FCC Chairman Calls Net Neutrality a 'Mistake' (theverge.com)
FCC chairman Ajit Pai said today that net neutrality was "a mistake" and that the commission is now "on track" to return to a much lighter style of regulation. The Verge adds: "Our new approach injected tremendous uncertainty into the broadband market," Pai said during a speech at Mobile World Congress this afternoon. "And uncertainty is the enemy of growth." Pai has long been opposed to net neutrality and voted against the proposal when it came up in 2015. While he hasn't specifically stated that he plans to reverse the order now that he's chairman, today's speech suggests pretty clearly that he's aiming to. [...] Pai's argument is that internet providers were doing just fine under the old rules and that the new ones have hurt investment.
Godamn ads covering the content!
Actually, I can:
https://consumerist.com/2014/02/23/netflix-agrees-to-pay-comcast-to-end-slowdown/
https://www.extremetech.com/computing/186576-verizon-caught-throttling-netflix-traffic-even-after-its-pays-for-more-bandwidth
I'm sure there is more.
>This tells you everything you need to know about Pai's priorities
Well, his remarks were made at trade show of mobile industry, so of course they were going to be more business centric than consumer oriented. duh.
But here's a few comments from his speech that the Verge didn't bother to share.
First, during the Clinton Administration in the 1990s, American policymakers forged a
historic consensus across party lines that the Internet should be free from heavy-handed
regulation. Instead of government telling broadband operators where to invest, how much to
invest, or how to run their networks, we let market forces guide these decisions. Regulators made
a conscious choice not to apply to the Internet the outdated rules crafted in the 1930s for a
telephone monopoly. After all, complex rules designed to regulate a monopoly will inevitably
push the market toward a monopoly. Instead, our policy was a modern one that gave the private
sector the flexibility it needed to innovate.
Today, there are nearly 250 million smartphones
in the United States alone that consumers use for everything from uploading live-stream videos to
playing games—and even placing the occasional phone call. In all seriousness, though, we
would not have seen such innovation if, in the 1990s, the government had treated broadband like
a railroad or water utility.
However, two years ago, the United States deviated from our successful, light-touch
approach. The FCC decided to apply last-century, utility-style regulation to today’s broadband
networks. Rules developed to tame a 1930s monopoly were imported into the 21st century to
regulate the Internet. This reversal wasn’t necessary to solve any problem; we were not living in
a digital dystopia. The policies of the Clinton Administration, the Bush Administration, and the
first term of the Obama Administration had produced both a free and open Internet and strong
incentives for private investment in broadband infrastructure.

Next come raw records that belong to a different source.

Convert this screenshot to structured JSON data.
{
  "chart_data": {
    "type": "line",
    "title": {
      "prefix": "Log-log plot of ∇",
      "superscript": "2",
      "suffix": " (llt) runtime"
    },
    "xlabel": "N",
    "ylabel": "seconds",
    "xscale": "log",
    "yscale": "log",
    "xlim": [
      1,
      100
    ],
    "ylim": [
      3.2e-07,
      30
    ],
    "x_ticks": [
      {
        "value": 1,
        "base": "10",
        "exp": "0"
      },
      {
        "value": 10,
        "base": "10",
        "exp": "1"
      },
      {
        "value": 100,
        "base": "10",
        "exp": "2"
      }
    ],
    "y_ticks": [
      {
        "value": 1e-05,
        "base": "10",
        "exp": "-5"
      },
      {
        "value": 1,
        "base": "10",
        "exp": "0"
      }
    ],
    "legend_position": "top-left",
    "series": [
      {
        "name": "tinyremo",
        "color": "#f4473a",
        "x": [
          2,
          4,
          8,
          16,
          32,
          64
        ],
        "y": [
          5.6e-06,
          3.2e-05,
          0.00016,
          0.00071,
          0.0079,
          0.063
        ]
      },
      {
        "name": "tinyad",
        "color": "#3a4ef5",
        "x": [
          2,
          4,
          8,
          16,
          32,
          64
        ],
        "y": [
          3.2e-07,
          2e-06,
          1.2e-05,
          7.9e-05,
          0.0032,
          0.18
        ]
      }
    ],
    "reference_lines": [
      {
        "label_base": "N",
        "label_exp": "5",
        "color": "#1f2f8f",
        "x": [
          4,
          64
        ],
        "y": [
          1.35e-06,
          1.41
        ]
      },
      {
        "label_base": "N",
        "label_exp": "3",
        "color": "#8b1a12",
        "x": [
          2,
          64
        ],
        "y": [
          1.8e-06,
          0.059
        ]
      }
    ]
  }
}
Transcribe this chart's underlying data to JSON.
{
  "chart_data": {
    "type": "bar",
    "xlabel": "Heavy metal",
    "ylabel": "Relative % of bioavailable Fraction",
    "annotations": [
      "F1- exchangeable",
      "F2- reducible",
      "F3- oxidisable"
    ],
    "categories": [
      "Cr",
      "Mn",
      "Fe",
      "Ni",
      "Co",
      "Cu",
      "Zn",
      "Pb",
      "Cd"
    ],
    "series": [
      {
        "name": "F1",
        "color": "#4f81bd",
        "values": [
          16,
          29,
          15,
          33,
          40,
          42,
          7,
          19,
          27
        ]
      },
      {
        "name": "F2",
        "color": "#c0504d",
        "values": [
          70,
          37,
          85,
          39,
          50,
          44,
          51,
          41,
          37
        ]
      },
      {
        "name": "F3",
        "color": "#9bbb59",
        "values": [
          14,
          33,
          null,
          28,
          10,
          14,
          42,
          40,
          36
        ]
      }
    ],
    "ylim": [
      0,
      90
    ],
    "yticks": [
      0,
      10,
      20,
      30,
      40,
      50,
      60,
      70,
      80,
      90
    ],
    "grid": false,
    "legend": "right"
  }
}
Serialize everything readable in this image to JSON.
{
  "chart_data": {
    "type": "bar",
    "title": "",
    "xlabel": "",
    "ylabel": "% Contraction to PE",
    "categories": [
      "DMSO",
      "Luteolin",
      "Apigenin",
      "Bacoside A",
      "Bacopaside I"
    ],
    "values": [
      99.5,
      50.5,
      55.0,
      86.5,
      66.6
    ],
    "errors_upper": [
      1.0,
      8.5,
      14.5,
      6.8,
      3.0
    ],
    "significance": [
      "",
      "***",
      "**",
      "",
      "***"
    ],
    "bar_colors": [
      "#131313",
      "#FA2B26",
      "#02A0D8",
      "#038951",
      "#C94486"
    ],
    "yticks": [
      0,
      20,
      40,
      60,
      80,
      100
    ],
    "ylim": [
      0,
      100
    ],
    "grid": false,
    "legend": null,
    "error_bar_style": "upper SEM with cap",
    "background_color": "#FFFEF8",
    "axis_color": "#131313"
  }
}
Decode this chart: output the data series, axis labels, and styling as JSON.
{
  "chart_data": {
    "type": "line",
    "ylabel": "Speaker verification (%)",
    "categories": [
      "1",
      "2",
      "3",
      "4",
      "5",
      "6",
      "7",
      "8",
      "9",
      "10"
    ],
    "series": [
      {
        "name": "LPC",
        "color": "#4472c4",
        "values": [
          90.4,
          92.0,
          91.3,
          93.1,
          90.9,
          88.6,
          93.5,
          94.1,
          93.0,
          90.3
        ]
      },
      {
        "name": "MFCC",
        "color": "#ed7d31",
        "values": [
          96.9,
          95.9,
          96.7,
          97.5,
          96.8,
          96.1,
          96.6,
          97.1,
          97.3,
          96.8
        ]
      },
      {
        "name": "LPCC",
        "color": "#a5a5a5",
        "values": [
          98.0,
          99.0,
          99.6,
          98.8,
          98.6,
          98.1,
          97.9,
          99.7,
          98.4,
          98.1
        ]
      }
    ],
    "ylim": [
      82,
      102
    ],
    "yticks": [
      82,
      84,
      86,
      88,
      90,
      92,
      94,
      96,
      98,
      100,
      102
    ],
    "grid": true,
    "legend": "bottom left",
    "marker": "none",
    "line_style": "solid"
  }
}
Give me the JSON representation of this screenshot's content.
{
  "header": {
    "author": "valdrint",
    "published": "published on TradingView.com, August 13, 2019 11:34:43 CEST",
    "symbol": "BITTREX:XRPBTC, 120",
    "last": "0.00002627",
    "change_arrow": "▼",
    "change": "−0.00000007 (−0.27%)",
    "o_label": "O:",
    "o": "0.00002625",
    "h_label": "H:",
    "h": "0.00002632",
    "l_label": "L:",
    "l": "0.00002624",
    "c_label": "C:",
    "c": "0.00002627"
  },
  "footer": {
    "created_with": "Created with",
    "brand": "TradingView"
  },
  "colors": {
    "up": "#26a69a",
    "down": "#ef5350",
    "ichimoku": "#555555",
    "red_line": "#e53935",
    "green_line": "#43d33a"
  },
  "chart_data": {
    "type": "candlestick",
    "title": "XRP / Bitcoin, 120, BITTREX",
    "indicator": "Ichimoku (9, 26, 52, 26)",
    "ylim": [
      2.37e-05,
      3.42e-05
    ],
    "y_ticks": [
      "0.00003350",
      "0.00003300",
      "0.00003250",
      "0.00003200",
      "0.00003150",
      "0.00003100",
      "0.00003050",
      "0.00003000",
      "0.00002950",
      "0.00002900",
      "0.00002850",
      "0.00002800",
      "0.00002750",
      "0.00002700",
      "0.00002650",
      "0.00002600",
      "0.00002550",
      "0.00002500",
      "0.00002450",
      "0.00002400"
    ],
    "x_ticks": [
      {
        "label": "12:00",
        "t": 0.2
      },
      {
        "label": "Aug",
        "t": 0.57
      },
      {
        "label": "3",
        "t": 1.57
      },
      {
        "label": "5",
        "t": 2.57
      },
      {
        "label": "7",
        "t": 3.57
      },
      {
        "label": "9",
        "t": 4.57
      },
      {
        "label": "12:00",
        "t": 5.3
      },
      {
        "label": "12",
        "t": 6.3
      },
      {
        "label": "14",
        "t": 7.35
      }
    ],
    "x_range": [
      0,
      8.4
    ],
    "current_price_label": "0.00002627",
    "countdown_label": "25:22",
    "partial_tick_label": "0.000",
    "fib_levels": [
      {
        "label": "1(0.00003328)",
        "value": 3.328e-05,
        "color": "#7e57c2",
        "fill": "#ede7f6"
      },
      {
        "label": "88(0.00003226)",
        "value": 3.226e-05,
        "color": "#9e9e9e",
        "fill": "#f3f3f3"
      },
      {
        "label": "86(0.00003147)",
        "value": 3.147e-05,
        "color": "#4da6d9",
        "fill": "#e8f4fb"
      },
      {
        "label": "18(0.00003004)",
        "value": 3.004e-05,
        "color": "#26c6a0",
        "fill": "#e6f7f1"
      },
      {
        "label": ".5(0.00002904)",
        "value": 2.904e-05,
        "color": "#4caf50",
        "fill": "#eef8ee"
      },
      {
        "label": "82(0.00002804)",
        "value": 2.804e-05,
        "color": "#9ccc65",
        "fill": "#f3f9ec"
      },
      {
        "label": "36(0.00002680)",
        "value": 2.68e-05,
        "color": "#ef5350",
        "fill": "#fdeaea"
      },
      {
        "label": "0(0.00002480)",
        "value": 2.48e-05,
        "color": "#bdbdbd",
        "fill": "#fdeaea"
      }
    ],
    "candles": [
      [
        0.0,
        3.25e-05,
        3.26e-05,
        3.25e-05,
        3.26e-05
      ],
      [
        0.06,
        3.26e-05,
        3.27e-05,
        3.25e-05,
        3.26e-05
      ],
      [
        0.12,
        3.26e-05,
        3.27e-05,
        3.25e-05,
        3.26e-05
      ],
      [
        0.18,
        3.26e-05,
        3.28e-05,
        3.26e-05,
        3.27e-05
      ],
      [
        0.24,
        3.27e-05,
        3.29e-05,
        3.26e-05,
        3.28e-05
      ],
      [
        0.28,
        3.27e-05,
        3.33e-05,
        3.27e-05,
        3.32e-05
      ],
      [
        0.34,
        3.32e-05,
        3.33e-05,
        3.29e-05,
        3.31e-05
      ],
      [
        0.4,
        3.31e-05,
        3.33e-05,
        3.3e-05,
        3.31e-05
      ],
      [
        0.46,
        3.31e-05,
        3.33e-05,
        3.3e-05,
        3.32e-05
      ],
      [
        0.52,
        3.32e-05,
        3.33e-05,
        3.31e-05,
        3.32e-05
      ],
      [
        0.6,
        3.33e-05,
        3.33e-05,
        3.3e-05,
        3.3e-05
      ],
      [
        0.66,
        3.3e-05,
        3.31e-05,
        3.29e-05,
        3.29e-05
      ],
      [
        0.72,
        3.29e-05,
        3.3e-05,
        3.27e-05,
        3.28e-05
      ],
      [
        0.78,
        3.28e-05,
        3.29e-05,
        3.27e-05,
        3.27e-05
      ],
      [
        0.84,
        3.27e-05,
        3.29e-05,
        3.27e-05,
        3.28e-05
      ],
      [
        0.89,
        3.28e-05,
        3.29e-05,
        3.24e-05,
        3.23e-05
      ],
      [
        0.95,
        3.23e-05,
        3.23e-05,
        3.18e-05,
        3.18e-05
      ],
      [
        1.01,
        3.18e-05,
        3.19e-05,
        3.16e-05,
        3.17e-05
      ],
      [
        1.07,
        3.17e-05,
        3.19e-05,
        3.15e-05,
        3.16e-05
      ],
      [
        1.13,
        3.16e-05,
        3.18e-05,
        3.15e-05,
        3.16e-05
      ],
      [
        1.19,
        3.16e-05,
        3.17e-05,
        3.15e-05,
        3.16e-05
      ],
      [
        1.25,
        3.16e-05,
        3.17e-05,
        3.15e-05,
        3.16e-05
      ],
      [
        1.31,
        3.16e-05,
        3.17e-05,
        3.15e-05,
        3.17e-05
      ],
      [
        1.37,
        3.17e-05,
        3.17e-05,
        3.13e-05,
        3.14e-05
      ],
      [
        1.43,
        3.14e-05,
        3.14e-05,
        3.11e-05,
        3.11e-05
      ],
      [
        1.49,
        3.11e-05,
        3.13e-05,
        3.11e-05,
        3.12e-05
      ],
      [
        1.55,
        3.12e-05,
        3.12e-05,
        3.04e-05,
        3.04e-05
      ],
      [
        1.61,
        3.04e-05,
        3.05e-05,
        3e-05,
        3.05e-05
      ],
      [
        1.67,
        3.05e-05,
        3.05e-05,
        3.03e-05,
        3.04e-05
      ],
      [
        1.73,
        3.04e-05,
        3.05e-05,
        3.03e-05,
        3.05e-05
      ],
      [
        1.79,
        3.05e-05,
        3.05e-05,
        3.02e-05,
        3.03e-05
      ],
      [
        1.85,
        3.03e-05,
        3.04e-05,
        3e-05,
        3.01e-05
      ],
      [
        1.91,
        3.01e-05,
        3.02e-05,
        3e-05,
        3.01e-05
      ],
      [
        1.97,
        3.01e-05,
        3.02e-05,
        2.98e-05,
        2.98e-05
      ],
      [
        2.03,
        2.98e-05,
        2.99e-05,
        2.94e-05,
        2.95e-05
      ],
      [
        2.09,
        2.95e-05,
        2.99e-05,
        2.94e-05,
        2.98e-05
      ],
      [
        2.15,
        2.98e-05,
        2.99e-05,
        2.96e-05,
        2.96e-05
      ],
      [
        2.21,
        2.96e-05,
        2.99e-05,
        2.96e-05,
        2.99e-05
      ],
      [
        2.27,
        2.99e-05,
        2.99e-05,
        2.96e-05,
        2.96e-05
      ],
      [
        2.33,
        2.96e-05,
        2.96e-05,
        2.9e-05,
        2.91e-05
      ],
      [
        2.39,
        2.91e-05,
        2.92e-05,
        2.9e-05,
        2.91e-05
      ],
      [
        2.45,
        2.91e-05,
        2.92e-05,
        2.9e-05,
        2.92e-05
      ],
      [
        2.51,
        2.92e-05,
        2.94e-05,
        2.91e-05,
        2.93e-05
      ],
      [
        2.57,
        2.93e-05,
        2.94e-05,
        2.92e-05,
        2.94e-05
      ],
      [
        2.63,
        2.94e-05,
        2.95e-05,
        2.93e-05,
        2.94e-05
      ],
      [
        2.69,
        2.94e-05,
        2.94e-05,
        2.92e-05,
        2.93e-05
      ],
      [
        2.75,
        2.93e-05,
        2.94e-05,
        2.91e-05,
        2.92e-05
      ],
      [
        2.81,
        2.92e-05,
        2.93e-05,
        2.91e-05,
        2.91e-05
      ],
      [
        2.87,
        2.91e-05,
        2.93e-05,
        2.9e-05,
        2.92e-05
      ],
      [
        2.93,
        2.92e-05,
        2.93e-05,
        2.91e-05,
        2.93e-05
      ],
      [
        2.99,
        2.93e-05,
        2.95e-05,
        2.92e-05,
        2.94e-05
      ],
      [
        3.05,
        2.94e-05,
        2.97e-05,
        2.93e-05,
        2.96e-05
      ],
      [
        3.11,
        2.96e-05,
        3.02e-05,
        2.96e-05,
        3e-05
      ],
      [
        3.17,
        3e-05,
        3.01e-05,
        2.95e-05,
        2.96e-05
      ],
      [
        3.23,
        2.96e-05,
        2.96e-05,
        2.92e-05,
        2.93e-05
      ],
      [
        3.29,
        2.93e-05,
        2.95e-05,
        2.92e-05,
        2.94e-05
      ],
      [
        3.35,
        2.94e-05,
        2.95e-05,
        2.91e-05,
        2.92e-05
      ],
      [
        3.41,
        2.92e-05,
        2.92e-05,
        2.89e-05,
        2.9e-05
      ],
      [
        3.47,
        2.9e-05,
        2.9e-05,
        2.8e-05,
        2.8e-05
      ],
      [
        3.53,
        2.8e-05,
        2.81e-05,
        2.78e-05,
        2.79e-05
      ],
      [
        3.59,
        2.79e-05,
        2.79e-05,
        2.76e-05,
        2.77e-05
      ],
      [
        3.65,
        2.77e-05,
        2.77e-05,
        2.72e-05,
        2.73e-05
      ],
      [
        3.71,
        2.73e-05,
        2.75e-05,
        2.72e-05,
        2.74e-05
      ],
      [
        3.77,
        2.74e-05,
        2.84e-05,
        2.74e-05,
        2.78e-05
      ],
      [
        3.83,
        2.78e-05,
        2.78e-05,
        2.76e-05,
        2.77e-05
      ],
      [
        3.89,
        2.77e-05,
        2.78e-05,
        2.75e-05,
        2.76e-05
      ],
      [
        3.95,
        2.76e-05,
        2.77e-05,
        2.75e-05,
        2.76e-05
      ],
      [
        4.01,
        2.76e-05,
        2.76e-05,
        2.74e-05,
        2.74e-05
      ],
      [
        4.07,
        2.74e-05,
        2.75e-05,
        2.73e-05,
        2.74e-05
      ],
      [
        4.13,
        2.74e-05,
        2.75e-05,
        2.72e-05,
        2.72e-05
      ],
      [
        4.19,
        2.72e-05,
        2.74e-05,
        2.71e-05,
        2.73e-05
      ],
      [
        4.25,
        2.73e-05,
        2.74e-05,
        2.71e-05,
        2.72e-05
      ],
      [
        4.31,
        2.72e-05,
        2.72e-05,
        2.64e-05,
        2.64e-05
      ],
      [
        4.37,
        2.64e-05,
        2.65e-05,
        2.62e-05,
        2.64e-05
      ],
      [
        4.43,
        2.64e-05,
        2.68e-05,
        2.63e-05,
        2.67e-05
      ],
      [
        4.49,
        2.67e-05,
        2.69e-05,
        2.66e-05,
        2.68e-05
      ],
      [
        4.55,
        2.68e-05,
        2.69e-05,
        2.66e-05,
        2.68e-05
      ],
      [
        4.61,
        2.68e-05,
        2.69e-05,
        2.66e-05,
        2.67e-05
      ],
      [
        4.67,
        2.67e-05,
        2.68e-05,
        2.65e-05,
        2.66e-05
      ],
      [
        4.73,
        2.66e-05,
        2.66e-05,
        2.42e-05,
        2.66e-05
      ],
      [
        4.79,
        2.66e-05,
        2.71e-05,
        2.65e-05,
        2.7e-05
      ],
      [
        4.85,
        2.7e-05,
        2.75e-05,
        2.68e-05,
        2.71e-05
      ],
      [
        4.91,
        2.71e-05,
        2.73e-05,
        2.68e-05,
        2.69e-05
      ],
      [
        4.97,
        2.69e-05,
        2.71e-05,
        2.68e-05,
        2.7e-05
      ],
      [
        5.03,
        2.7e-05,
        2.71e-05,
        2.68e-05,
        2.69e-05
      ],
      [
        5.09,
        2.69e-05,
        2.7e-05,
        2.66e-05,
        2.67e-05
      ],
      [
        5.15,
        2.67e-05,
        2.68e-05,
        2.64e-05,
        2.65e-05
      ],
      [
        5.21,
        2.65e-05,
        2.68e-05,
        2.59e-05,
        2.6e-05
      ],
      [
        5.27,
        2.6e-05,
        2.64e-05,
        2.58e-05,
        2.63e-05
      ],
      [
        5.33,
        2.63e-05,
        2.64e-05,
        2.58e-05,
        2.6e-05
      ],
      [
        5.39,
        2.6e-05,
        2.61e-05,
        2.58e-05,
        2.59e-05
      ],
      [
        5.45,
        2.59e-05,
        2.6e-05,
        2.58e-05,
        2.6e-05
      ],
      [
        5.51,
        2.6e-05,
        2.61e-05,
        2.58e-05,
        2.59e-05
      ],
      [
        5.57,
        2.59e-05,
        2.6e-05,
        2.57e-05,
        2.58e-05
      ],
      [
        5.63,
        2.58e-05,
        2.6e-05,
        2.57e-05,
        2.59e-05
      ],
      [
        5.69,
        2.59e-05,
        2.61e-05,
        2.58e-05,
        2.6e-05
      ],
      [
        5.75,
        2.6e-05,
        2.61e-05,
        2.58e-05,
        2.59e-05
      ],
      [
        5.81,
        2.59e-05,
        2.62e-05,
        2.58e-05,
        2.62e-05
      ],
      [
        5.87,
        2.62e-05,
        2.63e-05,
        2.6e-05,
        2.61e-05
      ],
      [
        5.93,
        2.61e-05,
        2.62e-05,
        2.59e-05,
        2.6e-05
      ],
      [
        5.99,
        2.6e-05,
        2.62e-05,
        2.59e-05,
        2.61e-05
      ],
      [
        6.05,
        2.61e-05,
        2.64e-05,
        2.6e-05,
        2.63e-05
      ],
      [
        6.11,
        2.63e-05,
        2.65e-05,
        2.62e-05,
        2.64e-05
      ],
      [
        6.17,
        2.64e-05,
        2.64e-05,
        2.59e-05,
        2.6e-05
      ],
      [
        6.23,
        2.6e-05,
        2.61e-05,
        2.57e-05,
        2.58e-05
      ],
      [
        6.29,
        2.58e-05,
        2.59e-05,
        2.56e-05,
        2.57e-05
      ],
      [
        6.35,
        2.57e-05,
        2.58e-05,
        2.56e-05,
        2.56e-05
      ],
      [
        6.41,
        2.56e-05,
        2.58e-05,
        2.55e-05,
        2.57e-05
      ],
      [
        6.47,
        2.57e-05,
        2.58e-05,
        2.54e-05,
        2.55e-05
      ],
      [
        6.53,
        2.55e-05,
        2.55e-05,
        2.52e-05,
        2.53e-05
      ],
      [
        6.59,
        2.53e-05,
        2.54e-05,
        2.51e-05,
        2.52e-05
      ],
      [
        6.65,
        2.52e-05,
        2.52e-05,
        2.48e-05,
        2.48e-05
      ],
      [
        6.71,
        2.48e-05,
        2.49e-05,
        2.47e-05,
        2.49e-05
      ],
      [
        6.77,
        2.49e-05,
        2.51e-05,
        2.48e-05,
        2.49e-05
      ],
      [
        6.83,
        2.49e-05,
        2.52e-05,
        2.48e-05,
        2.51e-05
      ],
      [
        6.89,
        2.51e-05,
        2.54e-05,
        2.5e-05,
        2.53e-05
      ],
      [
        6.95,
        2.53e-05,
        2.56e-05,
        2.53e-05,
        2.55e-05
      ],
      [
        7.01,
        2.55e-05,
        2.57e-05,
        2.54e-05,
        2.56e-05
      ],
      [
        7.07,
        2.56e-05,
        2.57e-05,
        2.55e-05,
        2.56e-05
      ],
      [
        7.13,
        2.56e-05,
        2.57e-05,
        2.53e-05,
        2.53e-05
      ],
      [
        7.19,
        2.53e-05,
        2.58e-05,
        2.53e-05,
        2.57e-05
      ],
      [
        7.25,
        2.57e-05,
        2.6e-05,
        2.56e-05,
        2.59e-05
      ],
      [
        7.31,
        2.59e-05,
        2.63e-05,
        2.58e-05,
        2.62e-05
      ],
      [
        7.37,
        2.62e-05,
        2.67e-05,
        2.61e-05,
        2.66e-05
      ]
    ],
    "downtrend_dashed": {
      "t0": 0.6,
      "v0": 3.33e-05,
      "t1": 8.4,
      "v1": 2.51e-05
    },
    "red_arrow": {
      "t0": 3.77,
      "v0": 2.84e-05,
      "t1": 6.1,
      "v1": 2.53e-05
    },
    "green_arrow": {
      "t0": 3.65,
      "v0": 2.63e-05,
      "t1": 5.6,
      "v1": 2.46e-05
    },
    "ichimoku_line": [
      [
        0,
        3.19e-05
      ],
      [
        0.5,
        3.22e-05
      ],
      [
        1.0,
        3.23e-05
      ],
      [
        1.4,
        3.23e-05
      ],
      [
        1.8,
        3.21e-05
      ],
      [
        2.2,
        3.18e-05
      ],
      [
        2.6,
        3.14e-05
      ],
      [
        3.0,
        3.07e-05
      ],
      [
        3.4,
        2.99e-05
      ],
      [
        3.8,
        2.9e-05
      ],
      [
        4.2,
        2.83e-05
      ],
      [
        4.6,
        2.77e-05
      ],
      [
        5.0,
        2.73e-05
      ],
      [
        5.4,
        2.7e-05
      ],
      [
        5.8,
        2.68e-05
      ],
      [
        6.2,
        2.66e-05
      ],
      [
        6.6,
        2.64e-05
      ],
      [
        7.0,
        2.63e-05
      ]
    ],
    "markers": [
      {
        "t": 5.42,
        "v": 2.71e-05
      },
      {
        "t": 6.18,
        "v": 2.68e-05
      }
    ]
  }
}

Two years later, it has become evident that the FCC made a mistake. Our new approach
injected tremendous uncertainty into the broadband market. And uncertainty is the enemy of
growth. After the FCC embraced utility-style regulation, the United States experienced the first-ever decline in broadband investment outside of a recession. In fact, broadband investment remains lower today than it was when the FCC changed course in 2015. And we have seen much concern about whether the FCC would permit or ban service plans.
Of course, an article honestly addressing those points would have been preferable to the sorry Verge cherry-picking text and then proceeding to simply state the opposite without citation or evidence of data contradicting Pai points crap that got posted here on Slashdot. But I guess Slashdot gotta do its part to keep up that steady drumbeat of anti-Trump messaging.